Another important thing to consider for clinical predictive model is clinical usefulness. Decision curve analysis was performed to assess the overall net benefit of the CT-based nomogram [30]. The result indicated that the nomogram is a better predictive tool than the CT-determined T stage for clinical practice in the training and validation set. Moreover, two predictors incorporated in the CT-based nomogram are available from routine contrast-enhanced CT. Therefore, the CT-based nomogram may serve as a reliable, noninvasive, and easy-access tool to preoperatively differentiate high-grade from low-grade ccRCC.

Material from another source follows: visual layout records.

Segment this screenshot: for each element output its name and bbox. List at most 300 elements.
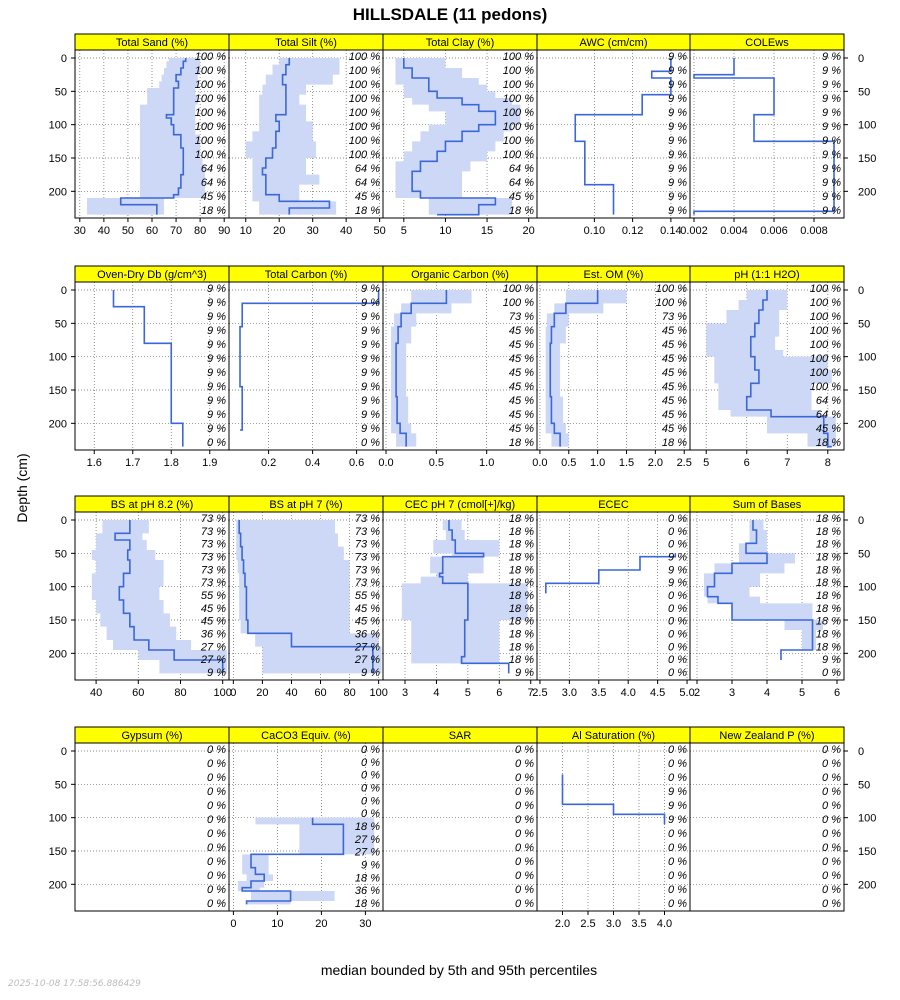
x-tick-label: 0.004 xyxy=(720,225,748,237)
pct-label: 9 % xyxy=(668,191,687,203)
panel-title: Total Clay (%) xyxy=(425,37,495,49)
pct-label: 100 % xyxy=(502,135,534,147)
x-tick-label: 1.7 xyxy=(125,457,141,469)
x-tick-label: 3.0 xyxy=(561,687,578,699)
pct-label: 100 % xyxy=(809,311,841,323)
pct-label: 0 % xyxy=(361,756,380,769)
panel-title: Al Saturation (%) xyxy=(571,730,656,742)
pct-label: 0 % xyxy=(361,782,380,795)
pct-label: 64 % xyxy=(200,177,226,189)
x-tick-label: 20 xyxy=(273,225,286,237)
x-tick-label: 10 xyxy=(439,225,452,237)
x-tick-label: 1.5 xyxy=(618,457,635,469)
panel xyxy=(383,727,537,911)
pct-label: 0 % xyxy=(207,744,226,756)
pct-label: 55 % xyxy=(200,590,226,602)
pct-label: 64 % xyxy=(200,163,226,175)
x-tick-label: 3 xyxy=(728,687,736,699)
pct-label: 18 % xyxy=(815,615,841,628)
panel-title: Est. OM (%) xyxy=(583,269,644,281)
pct-label: 9 % xyxy=(207,395,226,407)
pct-label: 9 % xyxy=(822,163,841,175)
pct-label: 0 % xyxy=(207,437,226,449)
pct-label: 0 % xyxy=(361,744,380,756)
panel xyxy=(229,266,383,469)
pct-label: 9 % xyxy=(668,786,687,798)
x-tick-label: 1.6 xyxy=(86,457,102,469)
pct-label: 45 % xyxy=(354,615,380,628)
pct-label: 0 % xyxy=(515,870,534,882)
pct-label: 9 % xyxy=(668,814,687,826)
pct-label: 18 % xyxy=(661,437,687,449)
pct-label: 73 % xyxy=(200,551,226,564)
y-tick-label-right: 100 xyxy=(858,812,877,825)
pct-label: 9 % xyxy=(361,353,380,365)
pct-label: 18 % xyxy=(815,513,841,525)
x-tick-label: 6 xyxy=(743,457,750,469)
y-tick-label: 150 xyxy=(48,385,67,397)
pct-label: 0 % xyxy=(822,856,841,868)
panel-title: COLEws xyxy=(745,37,789,49)
pct-label: 9 % xyxy=(822,93,841,105)
pct-label: 73 % xyxy=(354,525,380,538)
pct-label: 0 % xyxy=(822,667,841,679)
pct-label: 45 % xyxy=(508,191,534,203)
pct-label: 9 % xyxy=(822,177,841,189)
pct-label: 9 % xyxy=(668,577,687,590)
pct-label: 0 % xyxy=(668,513,687,525)
pct-label: 9 % xyxy=(361,423,380,435)
pct-label: 0 % xyxy=(361,437,380,449)
x-tick-label: 4 xyxy=(763,687,771,699)
panel xyxy=(49,34,231,237)
x-tick-label: 2.5 xyxy=(580,918,596,930)
pct-label: 9 % xyxy=(207,409,226,421)
pct-label: 45 % xyxy=(354,602,380,615)
x-tick-label: 3.5 xyxy=(591,687,607,699)
y-tick-label-right: 50 xyxy=(858,779,871,792)
x-tick-label: 10 xyxy=(239,225,252,237)
pct-label: 18 % xyxy=(354,872,380,885)
x-tick-label: 5.0 xyxy=(679,687,695,699)
pct-label: 0 % xyxy=(668,842,687,854)
y-tick-label: 50 xyxy=(54,318,67,331)
x-tick-label: 50 xyxy=(121,225,135,237)
pct-label: 18 % xyxy=(354,821,380,833)
pct-label: 9 % xyxy=(822,65,841,77)
pct-label: 100 % xyxy=(655,283,687,295)
pct-label: 0 % xyxy=(207,856,226,868)
pct-label: 0 % xyxy=(207,898,226,910)
y-tick-label-right: 150 xyxy=(858,153,877,165)
x-tick-label: 2.0 xyxy=(554,918,571,930)
pct-label: 18 % xyxy=(508,654,534,667)
y-tick-label-right: 200 xyxy=(858,648,877,661)
pct-label: 18 % xyxy=(508,205,534,217)
pct-label: 73 % xyxy=(354,577,380,590)
pct-label: 55 % xyxy=(354,590,380,602)
panel xyxy=(378,266,537,469)
x-tick-label: 0.0 xyxy=(532,457,548,469)
pct-label: 100 % xyxy=(194,149,226,161)
pct-label: 18 % xyxy=(508,577,534,590)
x-tick-label: 30 xyxy=(73,225,86,237)
pct-label: 0 % xyxy=(515,800,534,812)
pct-label: 0 % xyxy=(515,786,534,798)
pct-label: 18 % xyxy=(815,577,841,590)
panel-title: Total Sand (%) xyxy=(115,37,189,49)
pct-label: 9 % xyxy=(668,51,687,63)
x-tick-label: 40 xyxy=(340,225,353,237)
pct-label: 100 % xyxy=(194,107,226,119)
pct-label: 0 % xyxy=(361,808,380,821)
y-tick-label: 100 xyxy=(48,119,67,132)
y-tick-label-right: 0 xyxy=(858,515,865,527)
pct-label: 9 % xyxy=(822,79,841,91)
x-tick-label: 40 xyxy=(89,687,103,699)
y-tick-label: 0 xyxy=(60,746,67,758)
panel xyxy=(49,727,229,911)
x-tick-label: 5 xyxy=(464,687,471,699)
y-tick-label-right: 200 xyxy=(858,879,877,892)
pct-label: 0 % xyxy=(668,758,687,770)
y-tick-label-right: 100 xyxy=(858,351,877,364)
pct-label: 0 % xyxy=(668,898,687,910)
x-tick-label: 0.12 xyxy=(621,225,644,237)
pct-label: 9 % xyxy=(822,654,841,667)
pct-label: 0 % xyxy=(207,842,226,854)
panel-title: BS at pH 8.2 (%) xyxy=(110,499,194,511)
x-tick-label: 4.0 xyxy=(656,918,673,930)
panel-title: Oven-Dry Db (g/cm^3) xyxy=(97,269,207,281)
pct-label: 73 % xyxy=(661,311,687,323)
x-tick-label: 5 xyxy=(400,225,407,237)
x-tick-label: 0 xyxy=(230,918,237,930)
y-tick-label: 200 xyxy=(48,879,67,892)
pct-label: 0 % xyxy=(668,628,687,641)
y-tick-label: 150 xyxy=(48,615,67,627)
pct-label: 18 % xyxy=(508,437,534,449)
figure-title: HILLSDALE (11 pedons) xyxy=(352,5,548,24)
plot-area xyxy=(229,282,383,450)
pct-label: 9 % xyxy=(361,325,380,337)
pct-label: 100 % xyxy=(502,65,534,77)
pct-label: 0 % xyxy=(207,870,226,882)
pct-label: 45 % xyxy=(508,325,534,337)
pct-label: 0 % xyxy=(515,884,534,896)
y-tick-label: 150 xyxy=(48,153,67,165)
pct-label: 0 % xyxy=(207,800,226,812)
y-axis-label: Depth (cm) xyxy=(14,453,30,523)
x-tick-label: 50 xyxy=(373,225,386,237)
pct-label: 100 % xyxy=(809,353,841,365)
pct-label: 27 % xyxy=(354,833,380,846)
x-tick-label: 40 xyxy=(285,687,298,699)
plot-area xyxy=(690,743,844,911)
pct-label: 73 % xyxy=(200,525,226,538)
pct-label: 0 % xyxy=(668,856,687,868)
y-tick-label-right: 200 xyxy=(858,418,877,431)
pct-label: 9 % xyxy=(361,283,380,295)
panel xyxy=(229,496,388,699)
x-tick-label: 0.10 xyxy=(583,225,606,237)
x-tick-label: 6 xyxy=(833,687,841,699)
pct-label: 18 % xyxy=(508,615,534,628)
pct-label: 45 % xyxy=(508,395,534,407)
x-tick-label: 0.002 xyxy=(680,225,708,237)
pct-label: 0 % xyxy=(822,884,841,896)
y-tick-label: 50 xyxy=(54,86,67,99)
pct-label: 0 % xyxy=(668,667,687,679)
pct-label: 100 % xyxy=(348,149,380,161)
pct-label: 45 % xyxy=(508,367,534,379)
panel-title: CaCO3 Equiv. (%) xyxy=(261,730,351,742)
pct-label: 100 % xyxy=(194,79,226,91)
x-tick-label: 3.0 xyxy=(605,918,622,930)
pct-label: 0 % xyxy=(361,769,380,782)
pct-label: 100 % xyxy=(809,325,841,337)
y-tick-label: 200 xyxy=(48,418,67,431)
pct-label: 45 % xyxy=(661,367,687,379)
x-tick-label: 90 xyxy=(218,225,231,237)
pct-label: 9 % xyxy=(668,121,687,133)
x-tick-label: 100 xyxy=(369,687,388,699)
pct-label: 0 % xyxy=(668,884,687,896)
pct-label: 100 % xyxy=(502,297,534,309)
pct-label: 0 % xyxy=(822,842,841,854)
y-tick-label: 0 xyxy=(60,515,67,527)
pct-label: 18 % xyxy=(815,551,841,564)
x-tick-label: 4.0 xyxy=(620,687,636,699)
y-tick-label-right: 200 xyxy=(858,186,877,199)
pct-label: 0 % xyxy=(822,758,841,770)
pct-label: 64 % xyxy=(815,395,841,407)
panel-title: Sum of Bases xyxy=(732,499,802,511)
pct-label: 0 % xyxy=(515,814,534,826)
pct-label: 73 % xyxy=(200,564,226,577)
pct-label: 100 % xyxy=(809,367,841,379)
y-tick-label-right: 0 xyxy=(858,285,865,297)
panel xyxy=(229,727,383,930)
pct-label: 9 % xyxy=(361,339,380,351)
panel xyxy=(537,34,690,237)
x-tick-label: 15 xyxy=(480,225,494,237)
pct-label: 27 % xyxy=(200,641,226,654)
x-tick-label: 30 xyxy=(359,918,372,930)
pct-label: 0 % xyxy=(668,641,687,654)
panel xyxy=(532,266,692,469)
y-tick-label: 50 xyxy=(54,779,67,792)
x-tick-label: 4 xyxy=(433,687,440,699)
plot-area xyxy=(383,743,537,911)
x-tick-label: 7 xyxy=(784,457,791,469)
pct-label: 45 % xyxy=(815,423,841,435)
pct-label: 9 % xyxy=(361,859,380,872)
pct-label: 100 % xyxy=(502,121,534,133)
pct-label: 9 % xyxy=(822,51,841,63)
pct-label: 18 % xyxy=(354,898,380,910)
pct-label: 45 % xyxy=(661,339,687,351)
panel xyxy=(690,496,876,699)
pct-label: 100 % xyxy=(348,121,380,133)
panel-title: ECEC xyxy=(598,499,629,511)
pct-label: 100 % xyxy=(348,93,380,105)
pct-label: 9 % xyxy=(361,311,380,323)
pct-label: 0 % xyxy=(668,744,687,756)
panel xyxy=(383,496,537,699)
pct-label: 18 % xyxy=(354,205,380,217)
pct-label: 0 % xyxy=(668,654,687,667)
panel xyxy=(532,496,694,699)
pct-label: 9 % xyxy=(822,107,841,119)
pct-label: 9 % xyxy=(668,65,687,77)
x-tick-label: 60 xyxy=(145,225,159,237)
pct-label: 9 % xyxy=(822,121,841,133)
x-tick-label: 5 xyxy=(798,687,806,699)
pct-label: 0 % xyxy=(515,744,534,756)
pct-label: 100 % xyxy=(502,149,534,161)
pct-label: 45 % xyxy=(508,409,534,421)
pct-label: 18 % xyxy=(508,525,534,538)
pct-label: 100 % xyxy=(502,107,534,119)
pct-label: 9 % xyxy=(668,149,687,161)
pct-label: 100 % xyxy=(348,51,380,63)
panel xyxy=(690,727,876,911)
pct-label: 64 % xyxy=(815,409,841,421)
pct-label: 0 % xyxy=(822,800,841,812)
pct-label: 100 % xyxy=(809,381,841,393)
panel-title: CEC pH 7 (cmol[+]/kg) xyxy=(404,499,516,511)
x-tick-label: 0.0 xyxy=(378,457,394,469)
y-tick-label-right: 100 xyxy=(858,581,877,594)
x-tick-label: 0.6 xyxy=(348,457,365,469)
pct-label: 18 % xyxy=(815,628,841,641)
pct-label: 45 % xyxy=(508,353,534,365)
pct-label: 45 % xyxy=(508,423,534,435)
pct-label: 0 % xyxy=(207,772,226,784)
y-tick-label: 100 xyxy=(48,581,67,594)
x-tick-label: 2.5 xyxy=(532,687,548,699)
pct-label: 100 % xyxy=(502,283,534,295)
pct-label: 18 % xyxy=(815,437,841,449)
pct-label: 100 % xyxy=(194,135,226,147)
pct-label: 18 % xyxy=(508,513,534,525)
pct-label: 100 % xyxy=(194,51,226,63)
panel xyxy=(383,34,537,237)
x-tick-label: 2.5 xyxy=(676,457,692,469)
y-tick-label-right: 150 xyxy=(858,615,877,627)
x-tick-label: 0.008 xyxy=(800,225,828,237)
y-tick-label: 150 xyxy=(48,846,67,858)
pct-label: 9 % xyxy=(207,381,226,393)
pct-label: 9 % xyxy=(207,297,226,309)
pct-label: 9 % xyxy=(822,135,841,147)
pct-label: 0 % xyxy=(668,870,687,882)
pct-label: 18 % xyxy=(815,641,841,654)
pct-label: 9 % xyxy=(361,297,380,309)
pct-label: 9 % xyxy=(207,325,226,337)
y-tick-label: 50 xyxy=(54,548,67,561)
pct-label: 100 % xyxy=(502,93,534,105)
x-tick-label: 2.0 xyxy=(647,457,664,469)
y-tick-label-right: 50 xyxy=(858,318,871,331)
pct-label: 9 % xyxy=(822,149,841,161)
pct-label: 73 % xyxy=(508,311,534,323)
pct-label: 73 % xyxy=(354,551,380,564)
pct-label: 100 % xyxy=(194,121,226,133)
pct-label: 0 % xyxy=(207,884,226,896)
pct-label: 9 % xyxy=(668,135,687,147)
x-tick-label: 3 xyxy=(401,687,409,699)
pct-label: 18 % xyxy=(508,641,534,654)
pct-label: 0 % xyxy=(668,828,687,840)
pct-label: 100 % xyxy=(502,51,534,63)
pct-label: 45 % xyxy=(508,339,534,351)
panel xyxy=(690,266,876,469)
x-tick-label: 5 xyxy=(703,457,710,469)
pct-label: 0 % xyxy=(822,870,841,882)
pct-label: 64 % xyxy=(354,163,380,175)
pct-label: 100 % xyxy=(194,65,226,77)
panel xyxy=(49,266,229,469)
y-tick-label-right: 150 xyxy=(858,846,877,858)
pct-label: 73 % xyxy=(354,513,380,525)
pct-label: 0 % xyxy=(822,786,841,798)
y-tick-label-right: 100 xyxy=(858,119,877,132)
x-tick-label: 1.9 xyxy=(202,457,218,469)
timestamp: 2025-10-08 17:58:56.886429 xyxy=(8,979,141,989)
panel-title: Total Silt (%) xyxy=(275,37,337,49)
pct-label: 45 % xyxy=(200,602,226,615)
x-tick-label: 1.0 xyxy=(589,457,606,469)
pct-label: 9 % xyxy=(361,395,380,407)
pct-label: 9 % xyxy=(207,353,226,365)
pct-label: 27 % xyxy=(354,641,380,654)
pct-label: 18 % xyxy=(508,538,534,551)
pct-label: 18 % xyxy=(815,602,841,615)
x-tick-label: 60 xyxy=(132,687,145,699)
x-tick-label: 0.2 xyxy=(260,457,277,469)
x-tick-label: 2 xyxy=(693,687,701,699)
pct-label: 18 % xyxy=(508,628,534,641)
pct-label: 0 % xyxy=(515,842,534,854)
panel-title: Organic Carbon (%) xyxy=(411,269,509,281)
pct-label: 9 % xyxy=(668,564,687,577)
pct-label: 100 % xyxy=(809,339,841,351)
x-tick-label: 20 xyxy=(256,687,269,699)
pct-label: 18 % xyxy=(815,525,841,538)
pct-label: 9 % xyxy=(361,381,380,393)
pct-label: 9 % xyxy=(207,367,226,379)
x-tick-label: 6 xyxy=(496,687,503,699)
pct-label: 36 % xyxy=(354,628,380,641)
pct-label: 45 % xyxy=(661,395,687,407)
pct-label: 9 % xyxy=(515,667,534,679)
x-tick-label: 0.006 xyxy=(760,225,788,237)
x-tick-label: 30 xyxy=(306,225,319,237)
pct-label: 73 % xyxy=(200,513,226,525)
y-tick-label-right: 0 xyxy=(858,746,865,758)
panel-title: BS at pH 7 (%) xyxy=(269,499,343,511)
pct-label: 100 % xyxy=(348,107,380,119)
x-tick-label: 3.5 xyxy=(631,918,647,930)
pct-label: 45 % xyxy=(661,325,687,337)
pct-label: 27 % xyxy=(354,654,380,667)
x-tick-label: 7 xyxy=(527,687,534,699)
pct-label: 64 % xyxy=(508,177,534,189)
y-tick-label: 200 xyxy=(48,648,67,661)
pct-label: 45 % xyxy=(200,615,226,628)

There are several limitations to this study. Firstly, this is a retrospective study and a prospective randomized clinical trial should be needed to obtain high-level evidence for clinical application. Secondly, manual tumor segmentation was time-consuming and automatic segmentation methods should be developed in the future. Lastly, genomics and proteomics information have not been considered in this study. Genomics and proteomics classifiers have been proved to be effective predictive tools in ccRCC. Integrating radiomics with genomics and proteomics classifiers possesses great potential in improving the performance of prediction tools.

In conclusion, we developed and validated a CT-based nomogram that incorporated a radiomics signature and CT-determined T stage to preoperatively predict ccRCC grades. We presented it as an efficient, noninvasive, and convenient tool to assist clinical decision-making of ccRCC patients.